Selon le pape François, « l’Union européenne est actuellement confrontée à un défi historique, dont dépendra non seulement son avenir mais aussi celui du monde entier ». Cette crise représente une opportunité spirituelle de conversion. Nous ne pouvons pas, ni en tant qu’individus ni en tant que politiques, espérer revenir à la « vieille normalité ». Nous devons saisir l’occasion pour travailler à un changement radical inspiré par nos convictions les plus profondes. Nous, soussignés, Supérieurs Majeurs de la Compagnie de Jésus en Europe et au Proche-Orient, souhaitons, à vous qui œuvrez dans les institutions européennes, la force nécessaire pour faire face aux défis liés à cette pandémie. Que Dieu vous accorde de réussir la construction d’une Europe nouvelle, chaleureuse et solidaire.

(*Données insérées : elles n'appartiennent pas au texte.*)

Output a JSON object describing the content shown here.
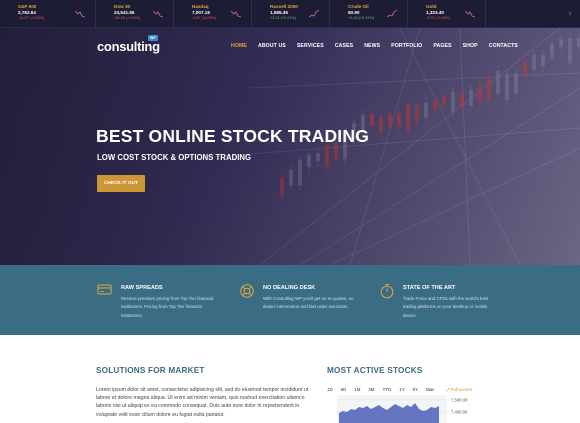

Conférence Jésuite des Provinciaux Européens
Bruxelles, le 8 mai 2020

 

Signataires

Franck Janin, SJ (President de la Conférence Jésuite des Provinciaux Européens), François Boëdec, SJ (France, Grèce, Luxembourg, Belgique sud), Ivan Bresciani, SJ (Slovénie), Bernhard Bürgler, SJ (Autriche), Antonio España Sánchez, SJ (Espagne), José Frazão Correia, SJ (Portugal), Jakub Kolacz, SJ (Pologne du sud, Ukraine), Gianfranco Matarazzo, SJ (Albanie, Italie, Malte, Roumanie), Leonard Moloney, SJ (Republique d’Irlande, Irlande du Nord), Damian Howard, SJ (Grande Bretagne), Tomasz Ortmann, SJ (Pologne du nord, Danemark), Petr Přádka,SJ (Republique Tchèque), Dalibor Renić,SJ (Croatie, Bosnie-Herzegovine, Kosovo, Serbie, Montenegro), Jan Roser,SJ (Allemagne, Suède), Christian Rutishauser, SJ (Suisse), Fr. Vidmantas Þimkunas, SJ (Lituanie, Létonie), Boguslaw Steczek, SJ (Russie, Bielorrussie), Jan Stuyt, SJ (Pays-Bas, Belgique Nord), Rudolf Uher, SJ (Slovaquie), Elemér Vízi, SJ (Hongrie), Dany Younés, SJ (Algérie, Egypte, Irak, Liban, Terre Sainte, Jordanie, Maroc, Syrie, Turquie).

Qu’est-ce que la Conférence des Provinciaux européens de la Compagnie de Jésus ?

La Conférence des Provinciaux européens représente 20 territoires appelés « Provinces » ou « Régions » qui s’étendent à tous les pays de l’Union européenne, mais plus largement à tout le continent européen et aussi au Proche-Orient. Cela représente environ 4000 jésuites et des centaines d’institutions différentes.